Preventable and treatable diseases cause a huge amount of illness and a huge number of deaths in Africa. Not only do these diseases cause major health problems for those infected, they are also a major financial burden to individuals and communities, and they hinder economic and societal development for whole countries. The poorest and most marginalized communities are usually the worst affected, and so these diseases exacerbate inequalities associated with geography, gender and ethnicity.
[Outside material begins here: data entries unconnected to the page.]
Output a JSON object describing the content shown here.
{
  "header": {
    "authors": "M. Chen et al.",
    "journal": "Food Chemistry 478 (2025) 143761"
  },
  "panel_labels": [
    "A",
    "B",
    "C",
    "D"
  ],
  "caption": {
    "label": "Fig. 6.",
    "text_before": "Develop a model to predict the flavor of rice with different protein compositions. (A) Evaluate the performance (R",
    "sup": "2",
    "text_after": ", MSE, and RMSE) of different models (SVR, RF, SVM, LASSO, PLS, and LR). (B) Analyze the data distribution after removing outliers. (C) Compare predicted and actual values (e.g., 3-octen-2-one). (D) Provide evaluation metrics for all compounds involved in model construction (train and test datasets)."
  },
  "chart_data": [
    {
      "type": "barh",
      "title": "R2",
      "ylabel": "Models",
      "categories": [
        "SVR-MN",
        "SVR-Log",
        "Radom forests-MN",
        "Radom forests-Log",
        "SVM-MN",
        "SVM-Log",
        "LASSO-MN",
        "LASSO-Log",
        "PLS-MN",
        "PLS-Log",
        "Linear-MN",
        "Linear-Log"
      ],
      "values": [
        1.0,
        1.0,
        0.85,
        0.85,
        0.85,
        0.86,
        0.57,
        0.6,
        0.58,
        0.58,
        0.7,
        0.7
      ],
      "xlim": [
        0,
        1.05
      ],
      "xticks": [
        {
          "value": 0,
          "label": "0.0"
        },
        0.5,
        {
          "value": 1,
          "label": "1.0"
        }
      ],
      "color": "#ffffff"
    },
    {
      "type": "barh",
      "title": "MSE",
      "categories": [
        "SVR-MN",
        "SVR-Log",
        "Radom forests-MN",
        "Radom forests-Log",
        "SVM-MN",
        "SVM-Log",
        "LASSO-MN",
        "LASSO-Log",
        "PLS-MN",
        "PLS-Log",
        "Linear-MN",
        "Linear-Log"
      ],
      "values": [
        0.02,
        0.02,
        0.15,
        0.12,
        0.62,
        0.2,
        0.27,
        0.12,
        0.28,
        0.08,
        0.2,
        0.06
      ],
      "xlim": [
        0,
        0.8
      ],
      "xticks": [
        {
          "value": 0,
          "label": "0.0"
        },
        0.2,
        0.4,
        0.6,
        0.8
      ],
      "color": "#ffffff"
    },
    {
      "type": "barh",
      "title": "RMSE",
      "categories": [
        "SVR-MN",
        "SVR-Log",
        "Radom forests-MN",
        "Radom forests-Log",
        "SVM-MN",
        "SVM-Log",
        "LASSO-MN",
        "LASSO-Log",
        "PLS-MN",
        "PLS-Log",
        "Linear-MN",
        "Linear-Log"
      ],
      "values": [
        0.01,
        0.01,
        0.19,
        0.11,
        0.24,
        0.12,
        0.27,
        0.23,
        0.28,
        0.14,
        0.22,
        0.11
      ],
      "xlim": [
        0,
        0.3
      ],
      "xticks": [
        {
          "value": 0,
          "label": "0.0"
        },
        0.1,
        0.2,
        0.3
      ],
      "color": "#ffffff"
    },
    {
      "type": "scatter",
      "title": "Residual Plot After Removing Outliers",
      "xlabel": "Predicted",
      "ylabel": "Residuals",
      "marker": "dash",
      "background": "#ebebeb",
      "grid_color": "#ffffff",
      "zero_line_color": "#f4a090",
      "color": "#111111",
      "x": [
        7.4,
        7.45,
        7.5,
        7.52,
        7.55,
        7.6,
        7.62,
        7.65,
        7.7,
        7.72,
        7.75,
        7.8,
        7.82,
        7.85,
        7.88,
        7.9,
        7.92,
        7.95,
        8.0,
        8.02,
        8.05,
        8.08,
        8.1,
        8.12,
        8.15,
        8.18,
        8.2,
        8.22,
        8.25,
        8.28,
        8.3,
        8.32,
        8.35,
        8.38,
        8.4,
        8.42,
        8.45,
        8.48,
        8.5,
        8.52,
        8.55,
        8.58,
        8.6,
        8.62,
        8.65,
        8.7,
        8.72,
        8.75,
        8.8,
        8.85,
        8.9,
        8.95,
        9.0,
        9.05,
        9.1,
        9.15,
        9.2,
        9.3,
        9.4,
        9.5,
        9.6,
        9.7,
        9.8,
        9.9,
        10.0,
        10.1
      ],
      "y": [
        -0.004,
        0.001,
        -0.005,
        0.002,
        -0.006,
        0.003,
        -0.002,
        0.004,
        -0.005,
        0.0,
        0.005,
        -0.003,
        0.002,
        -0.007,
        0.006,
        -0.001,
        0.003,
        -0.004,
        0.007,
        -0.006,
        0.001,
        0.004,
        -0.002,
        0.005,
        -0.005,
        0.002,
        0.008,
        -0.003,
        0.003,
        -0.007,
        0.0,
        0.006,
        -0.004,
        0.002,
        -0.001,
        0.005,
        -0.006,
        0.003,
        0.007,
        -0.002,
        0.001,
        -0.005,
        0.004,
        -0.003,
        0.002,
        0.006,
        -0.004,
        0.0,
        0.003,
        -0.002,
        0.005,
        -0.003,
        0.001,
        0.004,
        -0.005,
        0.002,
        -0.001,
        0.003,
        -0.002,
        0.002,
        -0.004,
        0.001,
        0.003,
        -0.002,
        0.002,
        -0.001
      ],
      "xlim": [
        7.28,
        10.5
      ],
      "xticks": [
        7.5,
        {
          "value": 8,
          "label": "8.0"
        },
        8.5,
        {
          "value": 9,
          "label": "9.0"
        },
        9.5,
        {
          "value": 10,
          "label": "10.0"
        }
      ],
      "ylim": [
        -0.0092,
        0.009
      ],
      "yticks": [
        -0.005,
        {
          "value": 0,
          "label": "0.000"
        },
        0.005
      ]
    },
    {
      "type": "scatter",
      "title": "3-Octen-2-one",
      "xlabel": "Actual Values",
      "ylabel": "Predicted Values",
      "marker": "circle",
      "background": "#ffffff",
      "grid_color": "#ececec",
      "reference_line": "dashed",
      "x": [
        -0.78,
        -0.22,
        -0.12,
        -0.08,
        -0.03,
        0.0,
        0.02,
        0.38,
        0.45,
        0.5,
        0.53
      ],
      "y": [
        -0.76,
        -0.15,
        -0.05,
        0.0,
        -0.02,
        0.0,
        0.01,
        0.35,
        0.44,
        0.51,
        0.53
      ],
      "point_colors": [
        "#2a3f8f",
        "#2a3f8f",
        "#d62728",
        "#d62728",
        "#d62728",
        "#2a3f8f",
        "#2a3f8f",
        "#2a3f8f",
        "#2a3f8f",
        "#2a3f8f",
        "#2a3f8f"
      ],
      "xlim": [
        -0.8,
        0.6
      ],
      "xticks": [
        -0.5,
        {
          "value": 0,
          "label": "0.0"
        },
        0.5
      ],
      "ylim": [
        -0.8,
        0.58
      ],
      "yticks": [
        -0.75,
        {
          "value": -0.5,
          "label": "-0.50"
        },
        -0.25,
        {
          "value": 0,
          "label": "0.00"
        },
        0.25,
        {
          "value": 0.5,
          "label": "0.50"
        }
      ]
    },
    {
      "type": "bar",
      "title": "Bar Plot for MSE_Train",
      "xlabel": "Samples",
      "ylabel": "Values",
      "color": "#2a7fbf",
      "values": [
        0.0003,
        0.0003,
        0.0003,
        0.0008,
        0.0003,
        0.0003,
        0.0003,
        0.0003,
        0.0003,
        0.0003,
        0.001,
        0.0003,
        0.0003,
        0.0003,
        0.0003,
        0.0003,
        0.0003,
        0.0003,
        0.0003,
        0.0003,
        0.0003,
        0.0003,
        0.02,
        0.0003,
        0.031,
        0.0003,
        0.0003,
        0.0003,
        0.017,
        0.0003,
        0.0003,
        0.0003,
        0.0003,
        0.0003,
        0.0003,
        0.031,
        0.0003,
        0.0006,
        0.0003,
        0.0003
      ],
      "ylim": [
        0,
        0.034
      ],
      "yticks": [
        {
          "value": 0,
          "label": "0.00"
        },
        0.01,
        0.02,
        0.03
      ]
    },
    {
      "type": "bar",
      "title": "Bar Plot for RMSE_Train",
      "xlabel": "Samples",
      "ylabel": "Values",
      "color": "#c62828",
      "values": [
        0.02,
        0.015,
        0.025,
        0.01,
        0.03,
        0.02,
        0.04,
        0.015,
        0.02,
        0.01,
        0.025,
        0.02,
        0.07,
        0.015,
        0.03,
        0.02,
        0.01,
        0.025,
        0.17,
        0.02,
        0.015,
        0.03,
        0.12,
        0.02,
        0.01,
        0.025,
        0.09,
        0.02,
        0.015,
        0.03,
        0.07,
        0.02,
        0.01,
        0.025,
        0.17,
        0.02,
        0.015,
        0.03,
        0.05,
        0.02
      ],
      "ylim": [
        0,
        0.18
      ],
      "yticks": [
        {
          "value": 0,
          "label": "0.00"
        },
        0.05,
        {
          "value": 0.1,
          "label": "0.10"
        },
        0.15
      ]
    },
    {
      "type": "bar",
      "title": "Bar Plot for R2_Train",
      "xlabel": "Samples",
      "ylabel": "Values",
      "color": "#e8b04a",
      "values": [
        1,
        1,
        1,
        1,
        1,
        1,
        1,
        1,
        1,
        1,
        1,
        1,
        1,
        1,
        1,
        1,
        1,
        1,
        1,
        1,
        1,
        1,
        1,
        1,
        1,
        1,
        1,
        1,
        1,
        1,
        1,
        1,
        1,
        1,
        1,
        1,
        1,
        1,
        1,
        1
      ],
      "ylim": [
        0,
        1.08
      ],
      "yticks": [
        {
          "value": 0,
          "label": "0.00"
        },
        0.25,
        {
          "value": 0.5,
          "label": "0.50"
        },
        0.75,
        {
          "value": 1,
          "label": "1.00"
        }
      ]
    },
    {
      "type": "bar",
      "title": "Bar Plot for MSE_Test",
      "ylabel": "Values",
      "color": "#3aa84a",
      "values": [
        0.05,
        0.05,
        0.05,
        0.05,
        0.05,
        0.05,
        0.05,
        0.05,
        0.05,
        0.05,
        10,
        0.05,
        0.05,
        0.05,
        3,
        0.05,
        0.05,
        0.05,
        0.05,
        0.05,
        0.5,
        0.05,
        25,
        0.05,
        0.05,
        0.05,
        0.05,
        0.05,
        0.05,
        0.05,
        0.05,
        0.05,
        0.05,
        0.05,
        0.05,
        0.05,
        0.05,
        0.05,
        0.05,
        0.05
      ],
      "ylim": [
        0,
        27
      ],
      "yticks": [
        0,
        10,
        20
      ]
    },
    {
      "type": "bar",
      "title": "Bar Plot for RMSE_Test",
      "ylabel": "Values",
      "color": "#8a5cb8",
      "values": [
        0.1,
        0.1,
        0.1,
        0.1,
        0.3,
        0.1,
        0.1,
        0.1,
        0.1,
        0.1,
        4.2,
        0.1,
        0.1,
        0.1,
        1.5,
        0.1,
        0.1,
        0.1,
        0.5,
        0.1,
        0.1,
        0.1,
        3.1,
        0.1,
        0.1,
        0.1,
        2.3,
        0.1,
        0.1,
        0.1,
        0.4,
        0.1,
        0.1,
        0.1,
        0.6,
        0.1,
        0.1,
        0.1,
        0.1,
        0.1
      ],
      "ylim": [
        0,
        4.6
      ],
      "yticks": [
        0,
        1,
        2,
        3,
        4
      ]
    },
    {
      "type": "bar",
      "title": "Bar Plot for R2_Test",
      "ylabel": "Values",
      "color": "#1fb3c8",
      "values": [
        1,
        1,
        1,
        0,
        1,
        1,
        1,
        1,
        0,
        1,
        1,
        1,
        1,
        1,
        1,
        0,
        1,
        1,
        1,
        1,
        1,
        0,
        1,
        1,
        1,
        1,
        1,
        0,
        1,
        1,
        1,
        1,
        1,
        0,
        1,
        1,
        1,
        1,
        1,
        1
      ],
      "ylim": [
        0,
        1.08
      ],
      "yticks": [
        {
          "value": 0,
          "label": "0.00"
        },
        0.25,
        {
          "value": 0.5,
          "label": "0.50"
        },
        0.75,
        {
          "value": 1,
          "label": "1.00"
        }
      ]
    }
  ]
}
A multi-disciplinary team bringing together Imperial researchers from Medicine, Engineering and Life Sciences at Imperial are collaborating with the West African Centre for the Cell Biology of Infectious Pathogens (WACCBIP) at University of Ghana to create novel rapid malaria diagnostic linking detection and surveillance.
The Digital Diagnostics for Africa Network brings together 60 members comprised of researchers, commercial partners and not-for-profit organizations, including MRC Gambia Unit at the London School of Hygiene and Tropical Medicine, MinoHealth AI Labs (Ghana), Ghana, Khartoum (Sudan), Makerere (Tanzania), and Sheffield Universities, Institute Pasteur (Senegal), Malaria Consortium, Mologic, GSK, and Gates Foundation.
The research has so far led to the advancement of the underpinning Lacewing technology from proof-of-concept to in-field technology following beta-testing against gold-standard diagnosis of malaria in Ghana. Lacewing is the newest iteration of rapid diagnostic microchip technology developed by Imperial researchers working at the forefront of biomedical electronics.